Estate Planning Can Succeed with Follow-Through and Preparation
June 1, 2018
According to financial advisors, the vast majority of one’s final wishes do not come to fruition. The two main reasons why estate planning fails are lack of preparation on the part of heirs and failing to follow through on plan details or updates. New York residents who are seeking to embark on preparing these documents may benefit from more information to ensure successful execution of their wishes.
It is estimated that more than 70 percent of estate plan failures are due to the actions and decisions of the humans involved. Most plans handle all aspects of tax planning and other executable actions with little to no difficulty; unfortunately, if heirs are not likewise prepared to handle inherited wealth and assets, they may quickly lose all that their parents worked to accumulate. Heirs often fail because they had no knowledge of the value of their parent’s assets, or they were not educated on how to successfully manage those assets.
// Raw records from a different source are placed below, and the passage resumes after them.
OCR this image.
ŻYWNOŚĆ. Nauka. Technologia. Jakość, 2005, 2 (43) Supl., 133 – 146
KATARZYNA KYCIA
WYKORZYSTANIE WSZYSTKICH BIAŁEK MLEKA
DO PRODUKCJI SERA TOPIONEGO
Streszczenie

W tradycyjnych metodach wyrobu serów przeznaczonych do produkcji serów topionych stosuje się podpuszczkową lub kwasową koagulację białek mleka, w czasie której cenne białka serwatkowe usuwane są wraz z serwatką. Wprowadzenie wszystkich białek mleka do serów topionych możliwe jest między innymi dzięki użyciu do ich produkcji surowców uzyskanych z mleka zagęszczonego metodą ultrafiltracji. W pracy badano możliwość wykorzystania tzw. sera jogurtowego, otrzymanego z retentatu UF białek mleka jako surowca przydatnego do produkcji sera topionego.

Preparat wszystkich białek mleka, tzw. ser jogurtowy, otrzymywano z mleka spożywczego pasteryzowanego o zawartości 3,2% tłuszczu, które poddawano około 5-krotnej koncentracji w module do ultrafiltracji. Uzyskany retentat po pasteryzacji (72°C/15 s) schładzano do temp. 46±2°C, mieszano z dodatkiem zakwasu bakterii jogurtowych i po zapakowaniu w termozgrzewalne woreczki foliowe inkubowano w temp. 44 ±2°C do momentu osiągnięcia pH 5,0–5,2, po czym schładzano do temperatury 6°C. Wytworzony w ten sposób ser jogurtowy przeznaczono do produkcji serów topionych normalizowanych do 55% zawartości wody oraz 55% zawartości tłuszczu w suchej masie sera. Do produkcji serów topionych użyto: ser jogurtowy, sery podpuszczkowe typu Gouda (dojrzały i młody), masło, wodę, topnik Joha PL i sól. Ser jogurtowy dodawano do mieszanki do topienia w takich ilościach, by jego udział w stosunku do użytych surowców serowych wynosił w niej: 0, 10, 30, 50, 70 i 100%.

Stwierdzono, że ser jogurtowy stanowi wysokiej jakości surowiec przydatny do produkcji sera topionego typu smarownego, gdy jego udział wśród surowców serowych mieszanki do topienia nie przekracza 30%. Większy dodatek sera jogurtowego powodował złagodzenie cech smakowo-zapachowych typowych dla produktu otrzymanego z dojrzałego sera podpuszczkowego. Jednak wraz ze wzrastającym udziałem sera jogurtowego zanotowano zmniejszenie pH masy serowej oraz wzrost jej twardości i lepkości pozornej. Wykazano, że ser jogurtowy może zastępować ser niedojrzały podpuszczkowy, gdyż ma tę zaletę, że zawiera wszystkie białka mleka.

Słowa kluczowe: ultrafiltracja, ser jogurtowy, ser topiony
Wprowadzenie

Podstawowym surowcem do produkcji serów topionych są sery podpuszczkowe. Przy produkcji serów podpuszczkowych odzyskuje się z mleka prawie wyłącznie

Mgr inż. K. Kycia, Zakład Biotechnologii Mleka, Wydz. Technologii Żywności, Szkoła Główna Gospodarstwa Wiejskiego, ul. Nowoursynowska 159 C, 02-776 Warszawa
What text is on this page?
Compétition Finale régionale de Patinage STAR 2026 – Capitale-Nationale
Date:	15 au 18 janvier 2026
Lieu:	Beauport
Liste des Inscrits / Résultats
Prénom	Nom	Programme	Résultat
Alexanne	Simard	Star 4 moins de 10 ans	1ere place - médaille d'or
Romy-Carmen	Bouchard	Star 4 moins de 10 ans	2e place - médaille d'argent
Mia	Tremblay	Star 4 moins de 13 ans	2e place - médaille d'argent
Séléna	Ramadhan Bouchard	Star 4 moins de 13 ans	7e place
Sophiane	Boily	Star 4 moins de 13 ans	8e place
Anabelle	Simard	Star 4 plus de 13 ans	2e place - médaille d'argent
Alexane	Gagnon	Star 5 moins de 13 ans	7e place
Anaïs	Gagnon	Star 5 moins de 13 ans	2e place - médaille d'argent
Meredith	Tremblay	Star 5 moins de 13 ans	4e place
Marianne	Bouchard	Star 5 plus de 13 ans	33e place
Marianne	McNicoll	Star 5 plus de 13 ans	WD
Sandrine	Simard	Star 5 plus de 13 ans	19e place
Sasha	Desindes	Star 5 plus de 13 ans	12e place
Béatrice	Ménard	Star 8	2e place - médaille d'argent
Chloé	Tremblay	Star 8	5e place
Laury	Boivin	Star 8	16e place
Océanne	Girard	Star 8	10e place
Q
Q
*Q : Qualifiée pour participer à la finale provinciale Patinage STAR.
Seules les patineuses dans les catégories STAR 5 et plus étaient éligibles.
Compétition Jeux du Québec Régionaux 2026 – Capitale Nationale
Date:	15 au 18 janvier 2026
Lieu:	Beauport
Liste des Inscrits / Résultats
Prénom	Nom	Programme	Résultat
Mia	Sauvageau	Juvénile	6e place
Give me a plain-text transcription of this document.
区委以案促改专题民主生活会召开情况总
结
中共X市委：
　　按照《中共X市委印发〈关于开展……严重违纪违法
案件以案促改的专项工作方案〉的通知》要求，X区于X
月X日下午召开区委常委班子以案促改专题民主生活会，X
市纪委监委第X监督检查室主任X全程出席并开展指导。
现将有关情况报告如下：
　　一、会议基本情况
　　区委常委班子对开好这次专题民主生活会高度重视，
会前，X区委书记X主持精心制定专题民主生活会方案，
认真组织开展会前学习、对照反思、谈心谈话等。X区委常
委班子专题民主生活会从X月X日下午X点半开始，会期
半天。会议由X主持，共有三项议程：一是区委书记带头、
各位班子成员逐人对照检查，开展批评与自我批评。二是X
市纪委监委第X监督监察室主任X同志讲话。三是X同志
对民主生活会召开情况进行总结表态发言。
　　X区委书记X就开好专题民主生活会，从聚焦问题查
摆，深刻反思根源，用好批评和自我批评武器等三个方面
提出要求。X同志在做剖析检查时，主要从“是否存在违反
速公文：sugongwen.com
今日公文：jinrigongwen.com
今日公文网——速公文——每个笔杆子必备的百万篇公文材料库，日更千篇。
The second reason that estate plans do not meet expectations is that the owners did not follow through on fulfilling their obligations. For instance, if one sets up a trust to avoid probate and then fails to title assets over into that trust, there is no protection, and the estate will go into probate. Likewise, if one’s life circumstances change and these plans are not revised to reflect those changes, then the estate will be dealt with in the manner previously determined.
In spite of these possible complications, estate planning can be carried out successfully. Heirs can be informed as to the plans well in advance in an effort to ensure that they are prepared to handle their future obligations. Planners may also make it a point to revisit and update documents on a regular basis. New York residents who are concerned about drafting the plans that will best suit their needs may seek the guidance of an experienced attorney.